Pourquoi communiquons-nous aujourd’hui de manière conjointe, alors que tout a déjà été dit ?
Parce que, malgré nos différences et des réalités pouvant être radicalement opposées, nous ne souhaitons pas céder à la tentation de nous opposer les un·ne s aux autres.
En effet, ces mesures, jugées comme arbitraires couplées à des moyens qui n’arrivent pas, et qui, dans certains secteurs laissent littéralement des personnes sur la paille, n’ont pas la même incidence financière que l’on soit une grande institution hautement subventionnée ou une petite structure recevant des aides ou non pour des projets qui n’auront pas lieu. Les budgets et les plans de financement ne sont pas uniformisés dans le milieu de la culture ; par contre le sentiment qui traverse autant les petites salles que les grands théâtres, les indépendant·es que les prestataires de service, est, sans aucun doute celui de l’injustice. Les structures culturelles se sont adaptées à la situation, ont mis en place des plans coûteux en ressources, ont passé des mois à faire rentrer des carrés dans des ronds, en y arrivant souvent, parfois. Si personne ne remet en question le besoin de prendre des mesures, la manière de faire, et l’adaptabilité des consignes sont peu comprises.

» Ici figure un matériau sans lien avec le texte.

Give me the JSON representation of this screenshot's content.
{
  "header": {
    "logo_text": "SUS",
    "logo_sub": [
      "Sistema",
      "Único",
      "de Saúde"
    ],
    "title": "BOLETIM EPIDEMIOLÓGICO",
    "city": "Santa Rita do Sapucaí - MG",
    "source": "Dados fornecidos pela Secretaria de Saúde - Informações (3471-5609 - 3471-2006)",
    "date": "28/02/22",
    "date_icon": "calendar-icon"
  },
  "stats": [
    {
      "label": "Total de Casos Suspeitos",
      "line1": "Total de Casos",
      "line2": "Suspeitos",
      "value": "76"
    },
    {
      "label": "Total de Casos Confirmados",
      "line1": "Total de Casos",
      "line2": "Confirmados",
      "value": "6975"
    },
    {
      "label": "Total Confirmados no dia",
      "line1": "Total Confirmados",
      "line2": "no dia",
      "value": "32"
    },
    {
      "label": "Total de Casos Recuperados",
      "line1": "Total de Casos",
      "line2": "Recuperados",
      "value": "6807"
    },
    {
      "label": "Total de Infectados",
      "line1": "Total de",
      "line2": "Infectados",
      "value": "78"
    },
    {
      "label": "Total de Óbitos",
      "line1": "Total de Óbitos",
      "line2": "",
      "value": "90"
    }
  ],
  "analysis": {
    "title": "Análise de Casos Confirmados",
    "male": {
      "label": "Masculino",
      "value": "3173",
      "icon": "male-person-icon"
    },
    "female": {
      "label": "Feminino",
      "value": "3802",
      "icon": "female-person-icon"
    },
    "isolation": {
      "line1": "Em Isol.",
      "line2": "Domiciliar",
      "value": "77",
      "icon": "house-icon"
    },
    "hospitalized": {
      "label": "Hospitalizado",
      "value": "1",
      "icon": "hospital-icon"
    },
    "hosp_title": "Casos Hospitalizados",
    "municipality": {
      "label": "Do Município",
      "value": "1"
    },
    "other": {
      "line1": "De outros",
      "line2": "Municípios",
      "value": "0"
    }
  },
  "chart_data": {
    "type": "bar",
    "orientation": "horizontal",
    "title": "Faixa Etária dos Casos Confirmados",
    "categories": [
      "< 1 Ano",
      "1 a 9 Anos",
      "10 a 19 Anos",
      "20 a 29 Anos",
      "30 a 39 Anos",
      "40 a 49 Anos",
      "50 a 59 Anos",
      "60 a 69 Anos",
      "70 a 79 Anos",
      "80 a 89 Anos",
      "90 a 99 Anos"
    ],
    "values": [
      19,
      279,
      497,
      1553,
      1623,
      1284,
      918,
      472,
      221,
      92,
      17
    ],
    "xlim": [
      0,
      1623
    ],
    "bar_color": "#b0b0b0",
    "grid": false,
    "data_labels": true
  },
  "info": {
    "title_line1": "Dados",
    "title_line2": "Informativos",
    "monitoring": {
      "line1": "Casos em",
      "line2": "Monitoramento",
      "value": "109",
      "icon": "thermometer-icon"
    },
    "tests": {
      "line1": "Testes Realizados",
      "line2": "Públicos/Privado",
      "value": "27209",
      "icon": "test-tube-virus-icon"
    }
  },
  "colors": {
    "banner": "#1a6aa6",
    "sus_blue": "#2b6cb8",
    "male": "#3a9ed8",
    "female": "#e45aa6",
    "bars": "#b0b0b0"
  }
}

Ce qui reste c’est un sentiment d’injustice et d’abandon et aussi une grande fatigue.
Une fatigue accumulée à force de plans, A, B, C et maintenant D. Un découragement, peut-être même des reconversions ?

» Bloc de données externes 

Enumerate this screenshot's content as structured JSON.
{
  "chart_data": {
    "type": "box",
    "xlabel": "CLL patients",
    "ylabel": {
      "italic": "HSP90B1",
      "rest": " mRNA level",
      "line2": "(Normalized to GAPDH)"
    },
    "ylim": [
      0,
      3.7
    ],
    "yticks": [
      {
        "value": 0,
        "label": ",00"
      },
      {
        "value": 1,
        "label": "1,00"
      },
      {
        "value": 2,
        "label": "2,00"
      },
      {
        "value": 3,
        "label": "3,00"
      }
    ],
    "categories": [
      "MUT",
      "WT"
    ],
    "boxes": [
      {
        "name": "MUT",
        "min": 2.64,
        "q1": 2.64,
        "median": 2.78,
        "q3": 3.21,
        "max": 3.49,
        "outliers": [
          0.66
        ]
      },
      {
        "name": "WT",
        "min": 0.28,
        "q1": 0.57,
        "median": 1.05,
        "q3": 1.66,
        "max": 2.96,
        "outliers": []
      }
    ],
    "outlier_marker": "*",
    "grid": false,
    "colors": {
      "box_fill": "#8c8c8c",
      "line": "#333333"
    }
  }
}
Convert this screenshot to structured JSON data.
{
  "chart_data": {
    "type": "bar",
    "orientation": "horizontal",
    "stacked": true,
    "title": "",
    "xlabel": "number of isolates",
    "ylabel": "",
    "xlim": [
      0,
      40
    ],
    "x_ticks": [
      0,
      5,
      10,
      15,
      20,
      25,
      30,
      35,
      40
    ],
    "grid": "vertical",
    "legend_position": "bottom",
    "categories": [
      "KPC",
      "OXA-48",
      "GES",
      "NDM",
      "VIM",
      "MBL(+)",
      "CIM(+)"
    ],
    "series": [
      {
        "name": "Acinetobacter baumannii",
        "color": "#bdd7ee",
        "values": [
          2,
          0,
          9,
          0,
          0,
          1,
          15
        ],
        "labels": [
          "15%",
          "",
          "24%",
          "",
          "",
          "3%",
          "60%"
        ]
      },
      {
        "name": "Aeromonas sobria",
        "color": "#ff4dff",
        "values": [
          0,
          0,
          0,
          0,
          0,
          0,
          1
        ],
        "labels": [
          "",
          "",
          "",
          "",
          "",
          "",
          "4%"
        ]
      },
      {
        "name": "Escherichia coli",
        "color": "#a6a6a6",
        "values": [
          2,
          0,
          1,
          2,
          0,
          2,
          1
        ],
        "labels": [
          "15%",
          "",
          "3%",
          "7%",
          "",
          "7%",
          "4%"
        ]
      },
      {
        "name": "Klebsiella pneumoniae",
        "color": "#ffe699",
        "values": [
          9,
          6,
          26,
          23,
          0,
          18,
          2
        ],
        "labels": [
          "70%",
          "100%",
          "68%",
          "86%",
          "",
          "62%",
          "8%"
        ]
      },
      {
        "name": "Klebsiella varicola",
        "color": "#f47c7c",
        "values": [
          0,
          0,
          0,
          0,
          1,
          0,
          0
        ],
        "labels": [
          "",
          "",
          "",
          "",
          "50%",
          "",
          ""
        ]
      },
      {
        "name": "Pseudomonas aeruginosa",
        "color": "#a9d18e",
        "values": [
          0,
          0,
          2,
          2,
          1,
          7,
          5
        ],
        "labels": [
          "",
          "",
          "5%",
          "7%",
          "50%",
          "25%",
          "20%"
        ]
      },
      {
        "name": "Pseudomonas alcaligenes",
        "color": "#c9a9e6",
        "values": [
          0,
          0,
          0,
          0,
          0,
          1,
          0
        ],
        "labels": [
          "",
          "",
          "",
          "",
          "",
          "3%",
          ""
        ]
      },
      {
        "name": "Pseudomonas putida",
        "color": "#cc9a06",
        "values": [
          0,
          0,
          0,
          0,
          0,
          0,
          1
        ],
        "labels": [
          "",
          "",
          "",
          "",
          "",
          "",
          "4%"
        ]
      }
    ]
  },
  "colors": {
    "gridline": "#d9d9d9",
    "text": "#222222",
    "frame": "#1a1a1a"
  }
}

Personne ne parle de l’impact des mots et des images sur le public. Qui souhaite encore aller au théâtre, au cinéma, voir un concert ? La culture est faite de liens, de partages, de plaisir. L’essence même de ce qui constitue notre métier est mise à mal, devons-nous poursuivre nos activités et à quel prix ?
Alors que le contexte nous pousse à changer de métier, de direction dans notre vie, nous réitérons notre slogan, la culture est notre métier, ce n’est pas un hobby, ce n’est pas un écran dont on peut changer la résolution d’un pouce sur une télécommande.
Enfin, nous saluons les responsables des villes et des cantons qui soutiennent notre démarche, certains ont parlé de « cynisme » au regard des décisions du Conseil fédéral.
Nous demandons donc que notre secteur, nos métiers, nos compétences soient reconnus.
Nous demandons à ce que les lieux puissent recevoir des indemnisations totales ou partielles en fonction du programme qu’ils arrivent quand même à développer- une mesure plus flexible qui ne décourage pas complètement la structure mais qui lui permette d’avancer sereinement et de s’adapter.
Nous demandons que tout soit mis en place pour maintenir les emplois et garantir une force de travail qui sera là lorsque que la crise sanitaire se dissipera.
Nous appelons la Confédération à prendre des engagements forts et à assumer sa responsabilité vis-à-vis des sacrifices et de l’effort qu’elle impose à la totalité de notre secteur.